When it comes to cooking, both my siblings approach the kitchen with commendable fearlessness. My brother is the resident Julia Child of our family. On a whim, he might feel that today might be a good day to make a raspberry, lemon, and vanilla layer cake. No sooner than one can say, “Let them eat cake,” a five layer dessert, made from scratch and soaked with booze, will appear on the table and taste even better than it looks. My sister has an equal zeal to toss things together, but with somewhat less savoury results. She still has not lived down the time she made celery muffins: when our pantry could not produce the cream of celery soup the recipe called for, she casually substituted it with cream of chicken. I’m no culinary expert, but something about that seems off…
After seeing Soul Kitchen, it seems that making a good comedy is a lot like cooking. A good cook will always have an instinct for which ingredients work well together and which do not; likewise, most cooks can whip up something good no matter the ingredients on hand. Fatih Akin’s first stab at comedy is thus a lot like my sister’s chicken-celery muffins – the intentions are admirable, but I’ll pass on a second helping.
It’s disappointing that Akin’s latest feature is so underwhelming. His last film, The Edge of Heaven, had a complexly structured narrative, an engaging story, and deep characters, all of which came together to create a potent metaphor for the casualties of globalization and the European Union. Soul Kitchen, however, is a predictable and shallow misfire. It’s also just about as funny as The Edge of Heaven. If you saw The Edge of Heaven, you’ll recall that it was no laughing matter. Perhaps the most frustrating aspect of Soul Kitchen, then, is the fact that Akin is visibly out of his element.

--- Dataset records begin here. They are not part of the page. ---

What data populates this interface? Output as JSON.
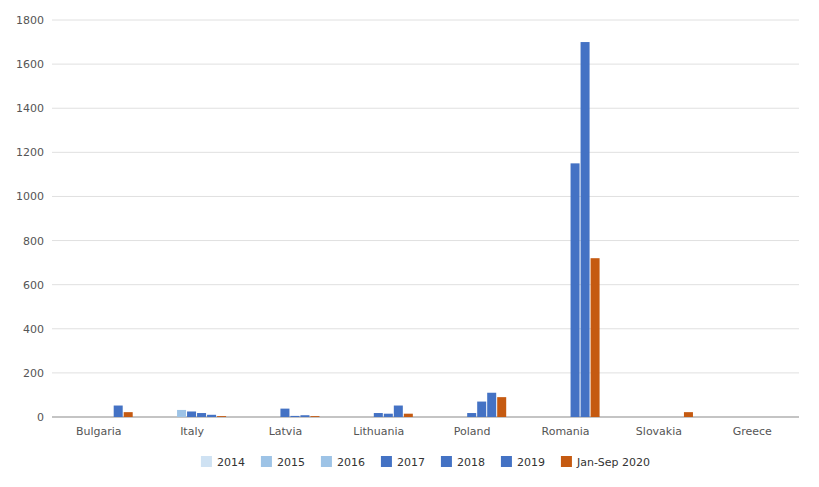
{
  "chart_data": {
    "type": "bar",
    "categories": [
      "Bulgaria",
      "Italy",
      "Latvia",
      "Lithuania",
      "Poland",
      "Romania",
      "Slovakia",
      "Greece"
    ],
    "series": [
      {
        "name": "2014",
        "color": "#cfe2f3",
        "values": [
          0,
          0,
          0,
          0,
          0,
          0,
          0,
          0
        ]
      },
      {
        "name": "2015",
        "color": "#9dc3e6",
        "values": [
          0,
          0,
          0,
          0,
          0,
          0,
          0,
          0
        ]
      },
      {
        "name": "2016",
        "color": "#9dc3e6",
        "values": [
          0,
          32,
          0,
          0,
          0,
          0,
          0,
          0
        ]
      },
      {
        "name": "2017",
        "color": "#4472c4",
        "values": [
          0,
          25,
          38,
          18,
          18,
          0,
          0,
          0
        ]
      },
      {
        "name": "2018",
        "color": "#4472c4",
        "values": [
          0,
          18,
          5,
          15,
          70,
          1150,
          0,
          0
        ]
      },
      {
        "name": "2019",
        "color": "#4472c4",
        "values": [
          52,
          10,
          8,
          52,
          110,
          1700,
          0,
          0
        ]
      },
      {
        "name": "Jan-Sep 2020",
        "color": "#c55a11",
        "values": [
          22,
          4,
          4,
          15,
          90,
          720,
          22,
          0
        ]
      }
    ],
    "ylim": [
      0,
      1800
    ],
    "yticks": [
      0,
      200,
      400,
      600,
      800,
      1000,
      1200,
      1400,
      1600,
      1800
    ],
    "grid": true,
    "legend": "bottom"
  }
}
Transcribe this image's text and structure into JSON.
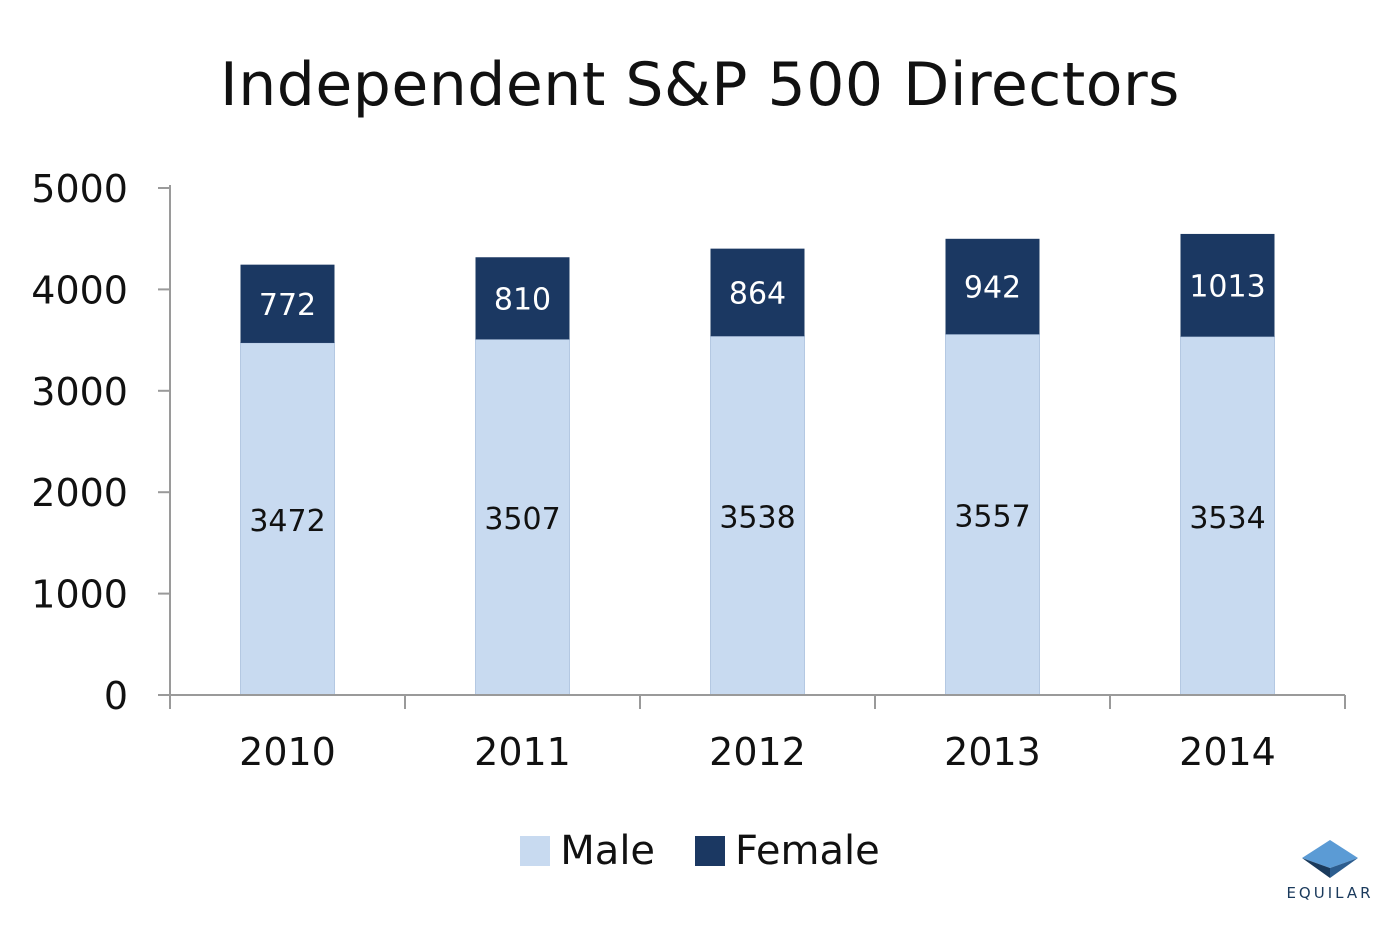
{
  "colors": {
    "male": "#c8daf0",
    "female": "#1b3862",
    "axis": "#9a9a9a",
    "male_label": "#111111",
    "female_label": "#ffffff",
    "logo_light": "#5b9bd5",
    "logo_dark": "#1a3a5c"
  },
  "logo": {
    "name": "EQUILAR"
  },
  "chart_data": {
    "type": "bar",
    "stacked": true,
    "title": "Independent S&P 500 Directors",
    "xlabel": "",
    "ylabel": "",
    "categories": [
      "2010",
      "2011",
      "2012",
      "2013",
      "2014"
    ],
    "series": [
      {
        "name": "Male",
        "values": [
          3472,
          3507,
          3538,
          3557,
          3534
        ]
      },
      {
        "name": "Female",
        "values": [
          772,
          810,
          864,
          942,
          1013
        ]
      }
    ],
    "ylim": [
      0,
      5000
    ],
    "yticks": [
      0,
      1000,
      2000,
      3000,
      4000,
      5000
    ],
    "grid": false,
    "legend": "bottom-center",
    "data_labels": true
  }
}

For a writer/director who has displayed an astonishing ability to orchestrate compelling drama, Akin serves up a paltry comedy. Although the production of the film is admirable, the jokes in Soul Kitchen consistently fall flat – both as written and as delivered by some of the cast. Much of the humour within the film is also pretty kitschy: it often relies on wan situational shtick and vulgar jokes. Furthermore, the film also features a heavy dose of stereotypes, which is surprising since the filmmaker has previously demonstrated such a compassionate and astutely conscientious perspective on humanity.
There are some sporadically amusing moments when Zinos (Adam Bousdoukos) slogs around and tries to make his restaurant, Soul Kitchen, the neighbourhood hot spot. Soul Kitchen starts out as one of those “open a box, put it in the deep fryer” dives until Zinos hires a crazy chef to overhaul the menu. The food might get finer, but the film never does, unfortunately. Had Akin been making a half-hour sitcom, Soul Kitchen might have left me with an appetite for more. Instead, a feature length’s worth of scrap ingredients are thrown together with so little inspiration that I lost my appetite all together. Heck, the chicken-celery muffins aimed higher!